Musikalisch besticht die diesjährige Wiederaufnahme durch großartige Leistungen auf allen Ebenen. Michael Volle ist ein Holländer, wie ihn wohl alle Opernhäuser der Welt wünschen. Ideal verkörpert er die Rolle dieses getriebenen, unerlösten Untoten. Sein phänomenaler Bariton vermag mühelos vom kammermusikalischen Parlando zum verzweifelten Herausschreien zu wechseln. Dass er ab dem zweiten Akt an einer Krücke geht – Arbeitsunfall, wie man hört – tut seiner Bühnenpräsenz keinen Abbruch.
Sensationell auch die Senta von Elisabeth Teige. Als selbstbestimmte Frau will sie sich weder vom Vater noch vom Freund etwas vorschreiben lassen, und für die Aufopferung für das Seelenheil dieses Untoten fühlt sie sich einfach noch zu jung. Stimmlich mit einem eher dunklen Timbre ausgerüstet, begeistert sie insbesondere in den dramatischen Passagen mit viel Power.

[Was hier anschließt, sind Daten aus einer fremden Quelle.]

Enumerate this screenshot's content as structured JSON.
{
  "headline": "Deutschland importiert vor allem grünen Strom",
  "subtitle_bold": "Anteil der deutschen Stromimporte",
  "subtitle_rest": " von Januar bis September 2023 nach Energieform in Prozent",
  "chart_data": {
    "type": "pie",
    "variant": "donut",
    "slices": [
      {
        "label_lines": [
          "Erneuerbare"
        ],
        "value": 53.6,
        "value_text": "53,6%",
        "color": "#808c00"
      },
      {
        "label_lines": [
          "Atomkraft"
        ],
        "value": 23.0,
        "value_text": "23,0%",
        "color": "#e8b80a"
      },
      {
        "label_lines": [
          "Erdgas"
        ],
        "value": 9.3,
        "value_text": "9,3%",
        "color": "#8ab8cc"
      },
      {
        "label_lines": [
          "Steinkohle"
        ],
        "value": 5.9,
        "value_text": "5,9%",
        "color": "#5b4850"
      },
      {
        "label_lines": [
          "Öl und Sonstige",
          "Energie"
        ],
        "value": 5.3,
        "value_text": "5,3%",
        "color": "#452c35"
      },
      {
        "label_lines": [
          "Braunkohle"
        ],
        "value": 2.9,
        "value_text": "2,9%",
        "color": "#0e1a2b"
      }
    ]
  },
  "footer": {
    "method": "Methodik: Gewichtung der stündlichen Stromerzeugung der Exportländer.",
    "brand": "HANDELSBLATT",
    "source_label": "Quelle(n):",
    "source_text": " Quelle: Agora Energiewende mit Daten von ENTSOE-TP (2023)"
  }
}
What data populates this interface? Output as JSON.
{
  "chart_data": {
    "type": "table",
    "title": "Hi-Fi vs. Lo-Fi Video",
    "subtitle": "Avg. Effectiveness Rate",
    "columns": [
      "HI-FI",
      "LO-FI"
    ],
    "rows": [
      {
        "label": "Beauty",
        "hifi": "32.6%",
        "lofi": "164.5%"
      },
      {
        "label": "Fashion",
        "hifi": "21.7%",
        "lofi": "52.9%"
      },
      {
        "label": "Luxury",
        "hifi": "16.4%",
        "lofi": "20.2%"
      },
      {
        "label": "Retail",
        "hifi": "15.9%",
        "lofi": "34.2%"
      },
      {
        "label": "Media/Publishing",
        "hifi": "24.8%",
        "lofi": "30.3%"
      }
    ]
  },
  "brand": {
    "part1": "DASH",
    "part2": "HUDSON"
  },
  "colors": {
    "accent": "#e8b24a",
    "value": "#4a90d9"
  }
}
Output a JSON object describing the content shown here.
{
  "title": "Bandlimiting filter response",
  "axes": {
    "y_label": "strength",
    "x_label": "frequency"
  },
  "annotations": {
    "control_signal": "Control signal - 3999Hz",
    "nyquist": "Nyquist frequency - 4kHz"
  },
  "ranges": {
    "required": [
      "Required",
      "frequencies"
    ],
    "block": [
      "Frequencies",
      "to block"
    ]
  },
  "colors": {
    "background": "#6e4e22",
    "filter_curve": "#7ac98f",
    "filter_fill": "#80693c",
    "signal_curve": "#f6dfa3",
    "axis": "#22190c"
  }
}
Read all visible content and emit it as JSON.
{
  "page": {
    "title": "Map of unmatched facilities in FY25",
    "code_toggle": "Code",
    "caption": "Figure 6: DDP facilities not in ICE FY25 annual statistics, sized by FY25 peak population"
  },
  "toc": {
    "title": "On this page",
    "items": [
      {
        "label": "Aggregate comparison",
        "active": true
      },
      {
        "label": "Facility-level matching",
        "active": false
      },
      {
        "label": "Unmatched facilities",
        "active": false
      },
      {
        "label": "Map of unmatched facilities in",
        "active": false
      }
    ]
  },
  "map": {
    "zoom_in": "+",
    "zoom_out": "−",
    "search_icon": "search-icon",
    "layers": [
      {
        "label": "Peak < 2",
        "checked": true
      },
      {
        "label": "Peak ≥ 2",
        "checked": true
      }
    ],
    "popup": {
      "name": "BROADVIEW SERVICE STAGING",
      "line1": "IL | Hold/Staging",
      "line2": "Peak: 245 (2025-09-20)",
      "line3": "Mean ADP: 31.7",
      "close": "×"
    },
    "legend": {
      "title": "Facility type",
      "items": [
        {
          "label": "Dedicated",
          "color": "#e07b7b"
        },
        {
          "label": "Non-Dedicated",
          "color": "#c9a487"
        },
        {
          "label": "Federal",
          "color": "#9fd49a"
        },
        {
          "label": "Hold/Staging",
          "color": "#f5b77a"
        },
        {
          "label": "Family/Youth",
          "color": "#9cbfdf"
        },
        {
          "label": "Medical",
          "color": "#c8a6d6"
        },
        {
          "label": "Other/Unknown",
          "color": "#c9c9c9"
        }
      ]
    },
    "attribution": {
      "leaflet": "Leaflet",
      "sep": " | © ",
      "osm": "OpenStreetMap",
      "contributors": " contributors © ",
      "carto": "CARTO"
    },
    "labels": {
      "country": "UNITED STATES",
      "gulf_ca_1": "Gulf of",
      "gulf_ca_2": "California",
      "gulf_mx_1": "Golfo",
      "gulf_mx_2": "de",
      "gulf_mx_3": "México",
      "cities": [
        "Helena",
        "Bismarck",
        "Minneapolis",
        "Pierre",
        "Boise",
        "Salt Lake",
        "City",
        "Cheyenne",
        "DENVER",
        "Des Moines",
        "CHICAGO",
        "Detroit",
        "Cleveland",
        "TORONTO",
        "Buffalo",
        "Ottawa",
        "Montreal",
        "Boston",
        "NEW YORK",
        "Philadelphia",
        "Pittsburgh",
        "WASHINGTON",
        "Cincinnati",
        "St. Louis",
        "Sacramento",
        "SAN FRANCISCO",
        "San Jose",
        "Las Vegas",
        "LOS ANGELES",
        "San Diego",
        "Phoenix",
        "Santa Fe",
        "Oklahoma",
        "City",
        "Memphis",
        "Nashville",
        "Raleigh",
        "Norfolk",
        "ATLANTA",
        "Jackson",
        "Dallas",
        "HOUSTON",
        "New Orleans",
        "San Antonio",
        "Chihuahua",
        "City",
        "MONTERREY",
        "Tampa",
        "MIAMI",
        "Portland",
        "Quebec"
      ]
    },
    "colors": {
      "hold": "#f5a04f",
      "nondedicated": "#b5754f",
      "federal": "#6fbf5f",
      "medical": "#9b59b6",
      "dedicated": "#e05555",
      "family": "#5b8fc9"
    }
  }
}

Georg Zeppenfeld als Daland vervollständigt das Terzett der drei außerordentlichen Charaktere. Mit voluminösem, gut fokussiertem Bass mimt er den berechnenden Strippenzieher sehr realistisch. Der Erik von Eric Cutler, mit einer strahlenden Tenorstimme gesegnet, wäre eigentlich der ideale Partner für Senta. Möglich, dass sie sich nach dem gewaltsamen Tod des Holländers doch noch für ihn entscheidet. Matthew Newlin, ein Bayreuth-Neuling, gibt den Steuermann als naiven Burschen, der nur von seinem Mädchen träumt. Aufgewertet und umgedeutet ist die Rolle der Mary, die von der Amme zur Gattin Dalands befördert wird. Nadine Weissmann beobachtet das Geschehen meistens stumm, bis sie am Schluss zur Flinte greift.
Frauenpower auch im Orchestergraben. Die Ukrainerin Oksana Lyniv, 2021 als erste Frau bei den Bayreuther Festspielen engagiert, ist definitiv in ihrer Dirigentenrolle angekommen. Unter ihrer Stabführung erzählt das Festspielorchester den Fliegenden Holländer als packendes Drama. Wie sie schon bei der Ouvertüre die unheimliche Holländer-Sphäre mit der empathischen Senta-Sphäre kontrastiert, so stellt sie auch im weiteren Verlauf die Höhen und Tiefen der Handlung als von der Musik gesteuerte Ereignisse dar. Einen Höhepunkt diesbezüglich bildet im dritten Akt das Aufeinanderprallen von Dalands Matrosen und der Mannschaft des Holländers. Der von Eberhard Friedrich vorbereitete Festspielchor begeistert nicht nur in dieser Szene mit phänomenalem Können und umwerfender Bühnenpräsenz.